It is estimated that there are upward of 400,000 family trusts in New Zealand and the number continues to rise. Around one in six homes are owned by a trust and some 20 per cent of cash and other assets, being some $90 billion or more, are also owned by a trust. We find that individuals and families have a limited number of reasons for having formed their trusts often being simply “asset protection” prior to entering a relationship, or the family home from creditors. Retirees have also asked whether settling the family home on a trust will assist them in obtaining a residential care subsidy from the Ministry of Social Development (MSD).
Recent experiences have led me to believe there is a broadly held view that the gifting of the equity in a family home over time to a trust, being the major asset of most retirees, ensures that the MSD “asset threshold” is not exceeded, thus enabling a successful application. While gift duty was abolished in 2011, allowing the completion of gifting programmes without financial ramifications, MSD is focused on what is termed “excessive gifting” and each application requires full details of all assets, incomes, transfers and settlements of property on trusts or to family members, and all gifting no matter how long ago that occurred. They investigate thoroughly and do not rely on simply the application details and declarations.

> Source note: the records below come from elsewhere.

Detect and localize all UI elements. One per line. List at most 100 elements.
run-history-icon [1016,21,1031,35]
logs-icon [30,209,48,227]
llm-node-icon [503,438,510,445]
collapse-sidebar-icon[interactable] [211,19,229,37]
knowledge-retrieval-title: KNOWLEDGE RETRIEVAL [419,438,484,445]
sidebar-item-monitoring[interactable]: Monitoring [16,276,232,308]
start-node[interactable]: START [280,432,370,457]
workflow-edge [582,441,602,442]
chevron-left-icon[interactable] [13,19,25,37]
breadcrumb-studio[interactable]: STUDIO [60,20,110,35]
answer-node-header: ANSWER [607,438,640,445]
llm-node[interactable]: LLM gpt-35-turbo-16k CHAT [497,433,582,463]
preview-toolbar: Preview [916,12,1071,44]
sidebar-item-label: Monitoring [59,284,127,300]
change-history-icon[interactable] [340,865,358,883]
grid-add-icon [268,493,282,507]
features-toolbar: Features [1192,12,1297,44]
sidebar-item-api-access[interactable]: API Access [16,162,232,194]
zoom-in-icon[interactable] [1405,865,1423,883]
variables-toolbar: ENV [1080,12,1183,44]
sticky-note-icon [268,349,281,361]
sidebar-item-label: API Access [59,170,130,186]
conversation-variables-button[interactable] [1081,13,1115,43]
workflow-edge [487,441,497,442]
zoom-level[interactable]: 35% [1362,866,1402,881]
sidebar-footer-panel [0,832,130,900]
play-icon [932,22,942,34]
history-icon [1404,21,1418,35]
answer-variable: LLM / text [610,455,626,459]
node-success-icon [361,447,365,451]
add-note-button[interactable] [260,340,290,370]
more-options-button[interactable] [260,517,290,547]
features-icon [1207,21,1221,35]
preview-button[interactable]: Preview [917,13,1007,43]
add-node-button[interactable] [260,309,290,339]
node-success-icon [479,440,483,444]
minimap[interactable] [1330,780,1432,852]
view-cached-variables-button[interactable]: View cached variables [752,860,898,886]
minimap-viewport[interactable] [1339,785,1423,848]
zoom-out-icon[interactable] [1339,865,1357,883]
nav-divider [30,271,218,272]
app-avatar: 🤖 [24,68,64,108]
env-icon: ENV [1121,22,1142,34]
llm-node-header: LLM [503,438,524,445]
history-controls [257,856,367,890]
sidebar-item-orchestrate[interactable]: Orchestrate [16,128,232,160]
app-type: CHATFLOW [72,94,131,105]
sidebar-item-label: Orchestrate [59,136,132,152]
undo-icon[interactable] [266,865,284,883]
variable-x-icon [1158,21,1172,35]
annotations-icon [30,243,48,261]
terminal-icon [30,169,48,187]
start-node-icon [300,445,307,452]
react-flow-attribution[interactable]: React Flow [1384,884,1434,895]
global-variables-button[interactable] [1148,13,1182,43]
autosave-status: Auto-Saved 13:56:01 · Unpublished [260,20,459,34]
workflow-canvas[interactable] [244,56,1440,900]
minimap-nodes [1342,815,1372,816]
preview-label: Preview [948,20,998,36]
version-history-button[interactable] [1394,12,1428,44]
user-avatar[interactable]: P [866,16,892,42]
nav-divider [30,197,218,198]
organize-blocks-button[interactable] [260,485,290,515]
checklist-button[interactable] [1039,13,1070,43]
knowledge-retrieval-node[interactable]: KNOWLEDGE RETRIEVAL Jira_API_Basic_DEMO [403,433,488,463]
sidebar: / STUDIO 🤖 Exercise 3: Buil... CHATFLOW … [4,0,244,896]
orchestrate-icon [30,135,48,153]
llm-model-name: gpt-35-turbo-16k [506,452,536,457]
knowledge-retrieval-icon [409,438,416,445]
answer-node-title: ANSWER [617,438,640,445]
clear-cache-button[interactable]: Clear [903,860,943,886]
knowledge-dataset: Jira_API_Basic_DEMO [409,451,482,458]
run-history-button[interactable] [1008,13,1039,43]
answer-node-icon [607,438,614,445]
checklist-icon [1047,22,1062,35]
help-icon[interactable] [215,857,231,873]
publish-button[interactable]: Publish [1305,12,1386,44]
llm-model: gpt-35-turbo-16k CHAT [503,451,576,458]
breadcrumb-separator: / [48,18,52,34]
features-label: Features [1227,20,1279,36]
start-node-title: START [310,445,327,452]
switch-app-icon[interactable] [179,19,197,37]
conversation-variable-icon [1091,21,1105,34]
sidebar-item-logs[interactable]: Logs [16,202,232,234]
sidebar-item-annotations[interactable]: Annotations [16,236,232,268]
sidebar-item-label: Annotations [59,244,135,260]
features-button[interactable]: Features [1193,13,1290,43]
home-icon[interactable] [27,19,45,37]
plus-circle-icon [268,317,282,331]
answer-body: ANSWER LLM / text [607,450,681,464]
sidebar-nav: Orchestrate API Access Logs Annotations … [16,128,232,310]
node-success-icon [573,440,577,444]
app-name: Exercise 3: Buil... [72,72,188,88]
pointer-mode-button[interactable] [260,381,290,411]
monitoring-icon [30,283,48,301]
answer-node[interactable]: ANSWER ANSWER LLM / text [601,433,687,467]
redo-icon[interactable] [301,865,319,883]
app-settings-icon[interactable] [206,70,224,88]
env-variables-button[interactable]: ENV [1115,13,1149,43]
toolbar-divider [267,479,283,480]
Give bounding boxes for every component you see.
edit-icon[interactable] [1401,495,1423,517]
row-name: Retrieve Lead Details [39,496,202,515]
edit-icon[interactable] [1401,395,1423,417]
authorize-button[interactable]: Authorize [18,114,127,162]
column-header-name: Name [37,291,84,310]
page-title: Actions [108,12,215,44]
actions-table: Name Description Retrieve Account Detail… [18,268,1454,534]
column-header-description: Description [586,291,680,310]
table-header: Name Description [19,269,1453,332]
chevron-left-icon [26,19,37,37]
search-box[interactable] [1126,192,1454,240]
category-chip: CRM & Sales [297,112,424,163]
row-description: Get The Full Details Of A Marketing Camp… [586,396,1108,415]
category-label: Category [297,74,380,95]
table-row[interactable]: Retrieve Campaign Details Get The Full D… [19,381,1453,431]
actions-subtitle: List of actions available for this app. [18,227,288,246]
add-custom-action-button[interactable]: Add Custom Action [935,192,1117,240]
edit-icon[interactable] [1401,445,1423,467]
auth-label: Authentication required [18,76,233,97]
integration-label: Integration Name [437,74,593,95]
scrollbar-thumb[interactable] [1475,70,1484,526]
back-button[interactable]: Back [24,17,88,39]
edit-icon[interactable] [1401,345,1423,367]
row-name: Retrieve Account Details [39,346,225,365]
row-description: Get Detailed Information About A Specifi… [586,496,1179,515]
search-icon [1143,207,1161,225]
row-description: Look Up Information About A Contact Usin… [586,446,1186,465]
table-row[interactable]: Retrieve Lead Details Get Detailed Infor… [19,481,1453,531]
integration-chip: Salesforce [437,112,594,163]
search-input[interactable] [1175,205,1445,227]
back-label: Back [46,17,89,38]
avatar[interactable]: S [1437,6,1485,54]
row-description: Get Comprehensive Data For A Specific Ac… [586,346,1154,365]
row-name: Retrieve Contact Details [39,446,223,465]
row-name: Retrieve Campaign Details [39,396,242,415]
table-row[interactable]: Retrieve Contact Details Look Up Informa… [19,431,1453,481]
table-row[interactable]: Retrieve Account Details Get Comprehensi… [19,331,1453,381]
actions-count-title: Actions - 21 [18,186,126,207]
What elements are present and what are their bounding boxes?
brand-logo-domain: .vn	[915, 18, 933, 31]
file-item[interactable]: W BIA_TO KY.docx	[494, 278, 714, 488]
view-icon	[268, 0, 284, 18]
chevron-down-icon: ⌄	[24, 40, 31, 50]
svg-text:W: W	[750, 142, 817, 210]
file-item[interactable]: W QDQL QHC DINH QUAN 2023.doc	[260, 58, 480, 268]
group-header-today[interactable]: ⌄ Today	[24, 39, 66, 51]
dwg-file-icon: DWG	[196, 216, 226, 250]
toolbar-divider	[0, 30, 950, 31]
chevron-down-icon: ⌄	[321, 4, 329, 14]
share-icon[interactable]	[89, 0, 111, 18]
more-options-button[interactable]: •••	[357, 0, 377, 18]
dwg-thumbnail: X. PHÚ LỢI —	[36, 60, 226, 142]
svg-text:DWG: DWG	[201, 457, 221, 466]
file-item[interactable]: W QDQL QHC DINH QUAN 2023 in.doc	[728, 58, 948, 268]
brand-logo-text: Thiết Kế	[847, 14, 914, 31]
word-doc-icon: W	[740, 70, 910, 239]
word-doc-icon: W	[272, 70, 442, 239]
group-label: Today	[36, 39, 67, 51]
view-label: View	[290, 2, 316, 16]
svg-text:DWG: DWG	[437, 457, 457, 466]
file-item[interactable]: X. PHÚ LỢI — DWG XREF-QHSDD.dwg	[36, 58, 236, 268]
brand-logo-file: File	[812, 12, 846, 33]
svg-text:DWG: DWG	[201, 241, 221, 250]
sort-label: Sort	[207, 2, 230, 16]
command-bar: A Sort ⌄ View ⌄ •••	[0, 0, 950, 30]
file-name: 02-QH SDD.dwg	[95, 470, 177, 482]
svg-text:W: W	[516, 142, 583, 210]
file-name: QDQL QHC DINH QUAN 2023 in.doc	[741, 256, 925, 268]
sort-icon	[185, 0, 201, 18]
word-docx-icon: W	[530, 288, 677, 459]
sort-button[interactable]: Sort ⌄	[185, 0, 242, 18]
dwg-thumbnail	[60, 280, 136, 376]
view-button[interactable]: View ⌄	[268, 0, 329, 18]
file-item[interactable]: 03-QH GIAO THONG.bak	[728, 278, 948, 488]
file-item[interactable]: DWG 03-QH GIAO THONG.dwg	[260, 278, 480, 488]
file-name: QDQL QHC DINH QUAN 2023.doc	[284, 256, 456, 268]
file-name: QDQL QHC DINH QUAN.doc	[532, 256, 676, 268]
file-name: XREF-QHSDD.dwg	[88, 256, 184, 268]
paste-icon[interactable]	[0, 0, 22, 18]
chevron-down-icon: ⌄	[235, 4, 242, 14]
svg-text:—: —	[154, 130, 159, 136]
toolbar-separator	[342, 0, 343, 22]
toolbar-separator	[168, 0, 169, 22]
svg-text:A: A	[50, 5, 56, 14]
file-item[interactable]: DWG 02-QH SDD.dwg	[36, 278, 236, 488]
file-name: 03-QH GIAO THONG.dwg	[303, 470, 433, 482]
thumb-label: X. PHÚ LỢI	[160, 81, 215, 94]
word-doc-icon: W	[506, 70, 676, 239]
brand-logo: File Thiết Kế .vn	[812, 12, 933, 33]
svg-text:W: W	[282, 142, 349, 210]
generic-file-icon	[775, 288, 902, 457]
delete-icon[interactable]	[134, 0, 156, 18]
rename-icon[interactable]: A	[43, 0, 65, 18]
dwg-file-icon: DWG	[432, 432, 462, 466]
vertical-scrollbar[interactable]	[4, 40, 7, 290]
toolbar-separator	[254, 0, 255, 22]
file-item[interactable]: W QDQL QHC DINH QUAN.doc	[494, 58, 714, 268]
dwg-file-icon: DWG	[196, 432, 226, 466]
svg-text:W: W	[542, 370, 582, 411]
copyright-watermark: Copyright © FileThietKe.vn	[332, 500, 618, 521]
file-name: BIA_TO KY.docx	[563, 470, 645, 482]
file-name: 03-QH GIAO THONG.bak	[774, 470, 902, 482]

We also have clients who have had trusts for years, but have continued to use the trust assets with little regard for the terms of the trust or its purpose. Their documents live in the bottom drawer gathering dust and if there is an independent trustee, they may not have any up-to-date details of the trust, its assets or had any input into trustee decisions.
This casual disregard for the trustee’s duties, while common, could well become an issue for the party seeking protection for the trust’s assets in the event of dispute as to asset ownership. The Law
Commission is presently working through the details of a new Trusts Act that will, amongst many changes, codify the mandatory duties of trustees and also provide substantial default trustee duties unless your trust deed provides otherwise.
People’s lives and circumstances change and so does the law. Our only constant is change. We therefore recommend that you have your trust reviewed to ensure it meets its intended purpose(s). A review may well result in a recommendation for the establishment of a new trust, the resettlement or sale of assets to this new trust, and could also require tax advice.
This recommendation is first and foremost concerned with reducing or eliminating risk, so it is best to regularly consult your legal and tax advisors to ensure your trust is up to date and meets your and your family’s needs.